Red-capped plover (Charadrius ruficapillus) also known as red-capped dotterel, or sand lark, a shorebird

NPWS Shorebird Recovery Coordinator Amy Harris said the Service received reports that several signs were stolen from the shorebird nesting sites at Congo Beach late last month.

"Making the situation worse is that during the theft the protective fencing was vandalised and a Red-capped Plover nest containing two precious eggs was destroyed," Ms Harris said.

"These are tiny shorebirds with adults less than 10cm in height, eggs no bigger than a 10-cent piece and their chicks when hatched are highly camouflaged standing at just 4cm tall.

"The signs and fencing are painstaking erected each season by volunteers who are dedicated to keeping endangered shorebirds safe.
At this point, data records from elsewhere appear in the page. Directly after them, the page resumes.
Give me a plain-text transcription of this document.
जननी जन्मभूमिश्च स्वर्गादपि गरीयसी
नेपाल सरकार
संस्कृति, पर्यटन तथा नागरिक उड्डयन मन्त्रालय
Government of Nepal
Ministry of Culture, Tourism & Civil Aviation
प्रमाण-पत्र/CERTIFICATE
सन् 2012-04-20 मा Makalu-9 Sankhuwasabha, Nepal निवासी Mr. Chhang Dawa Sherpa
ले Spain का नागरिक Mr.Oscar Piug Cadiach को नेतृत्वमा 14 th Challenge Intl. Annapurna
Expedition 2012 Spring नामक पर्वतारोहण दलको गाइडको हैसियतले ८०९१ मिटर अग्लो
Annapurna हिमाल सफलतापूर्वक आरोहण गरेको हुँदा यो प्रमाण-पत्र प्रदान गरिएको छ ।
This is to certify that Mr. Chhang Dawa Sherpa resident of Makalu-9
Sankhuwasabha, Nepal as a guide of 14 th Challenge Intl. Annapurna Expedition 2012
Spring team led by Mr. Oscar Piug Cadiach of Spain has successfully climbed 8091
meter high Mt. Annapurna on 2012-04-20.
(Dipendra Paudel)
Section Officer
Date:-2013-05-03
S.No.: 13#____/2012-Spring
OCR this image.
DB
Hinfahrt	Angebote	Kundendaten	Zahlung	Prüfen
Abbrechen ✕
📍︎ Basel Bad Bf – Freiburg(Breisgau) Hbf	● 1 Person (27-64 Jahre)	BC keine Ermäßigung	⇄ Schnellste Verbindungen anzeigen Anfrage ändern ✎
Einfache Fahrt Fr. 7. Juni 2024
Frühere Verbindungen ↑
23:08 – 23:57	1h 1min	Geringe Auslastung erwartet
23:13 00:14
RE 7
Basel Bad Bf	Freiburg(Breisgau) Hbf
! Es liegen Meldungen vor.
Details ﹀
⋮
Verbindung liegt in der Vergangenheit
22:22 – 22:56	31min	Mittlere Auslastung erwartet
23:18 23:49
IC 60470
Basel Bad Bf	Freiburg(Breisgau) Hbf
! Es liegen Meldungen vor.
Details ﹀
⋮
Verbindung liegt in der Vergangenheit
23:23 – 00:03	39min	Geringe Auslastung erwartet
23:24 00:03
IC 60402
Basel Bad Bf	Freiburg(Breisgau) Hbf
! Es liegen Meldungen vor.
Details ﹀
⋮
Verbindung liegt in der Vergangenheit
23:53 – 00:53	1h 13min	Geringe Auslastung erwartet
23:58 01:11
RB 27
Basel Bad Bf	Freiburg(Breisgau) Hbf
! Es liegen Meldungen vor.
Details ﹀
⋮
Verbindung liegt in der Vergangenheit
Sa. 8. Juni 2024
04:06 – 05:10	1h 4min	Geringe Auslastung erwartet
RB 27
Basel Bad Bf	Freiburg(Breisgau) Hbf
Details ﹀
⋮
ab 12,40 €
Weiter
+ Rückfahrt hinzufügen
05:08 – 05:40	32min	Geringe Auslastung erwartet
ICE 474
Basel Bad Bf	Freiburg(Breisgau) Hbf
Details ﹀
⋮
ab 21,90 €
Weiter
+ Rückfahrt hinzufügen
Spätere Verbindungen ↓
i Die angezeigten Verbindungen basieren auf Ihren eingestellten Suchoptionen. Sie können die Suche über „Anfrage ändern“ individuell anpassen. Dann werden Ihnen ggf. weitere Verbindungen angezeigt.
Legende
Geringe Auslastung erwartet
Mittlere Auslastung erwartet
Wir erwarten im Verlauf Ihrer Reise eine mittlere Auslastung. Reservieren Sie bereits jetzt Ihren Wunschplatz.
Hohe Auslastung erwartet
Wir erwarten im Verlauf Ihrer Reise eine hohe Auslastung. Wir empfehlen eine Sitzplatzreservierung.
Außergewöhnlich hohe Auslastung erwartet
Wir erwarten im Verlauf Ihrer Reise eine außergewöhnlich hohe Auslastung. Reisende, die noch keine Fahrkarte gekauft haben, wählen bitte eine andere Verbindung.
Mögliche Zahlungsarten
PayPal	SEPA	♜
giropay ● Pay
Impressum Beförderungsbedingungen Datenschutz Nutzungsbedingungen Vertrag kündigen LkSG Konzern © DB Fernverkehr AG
"Anyone with information on the theft or destruction of the nests is advised to contact the NPWS Narooma office on 4476 0800 or the local Police," Ms Harris said.

Destruction and disturbance of shorebird nest sites is an offence under the NSW Parks and Wildlife Act and the Threatened Species Conservation Act.

NPWS have since returned to Congo Beach to re-install signs and to check on the 5 remaining pairs of shorebirds.

"There are also endangered Pied Oyster Catchers currently nesting at Congo Beach but so far this season one nest has been lost to predation and another nest abandoned due to roaming domestic dogs," Ms Harris said.

"Another shorebird nest has been destroyed at Tuross Lake due to human disturbance.

"The Eurobodalla Coast offers key nesting sites for many of these endangered shorebirds.

"Most beachgoers find it easy to avoid the well-signposted nesting areas and actually enjoy seeing the birds around.

"We have an opportunity to make a difference here and we urge people to please take care and share the shoreline," Ms Harris said.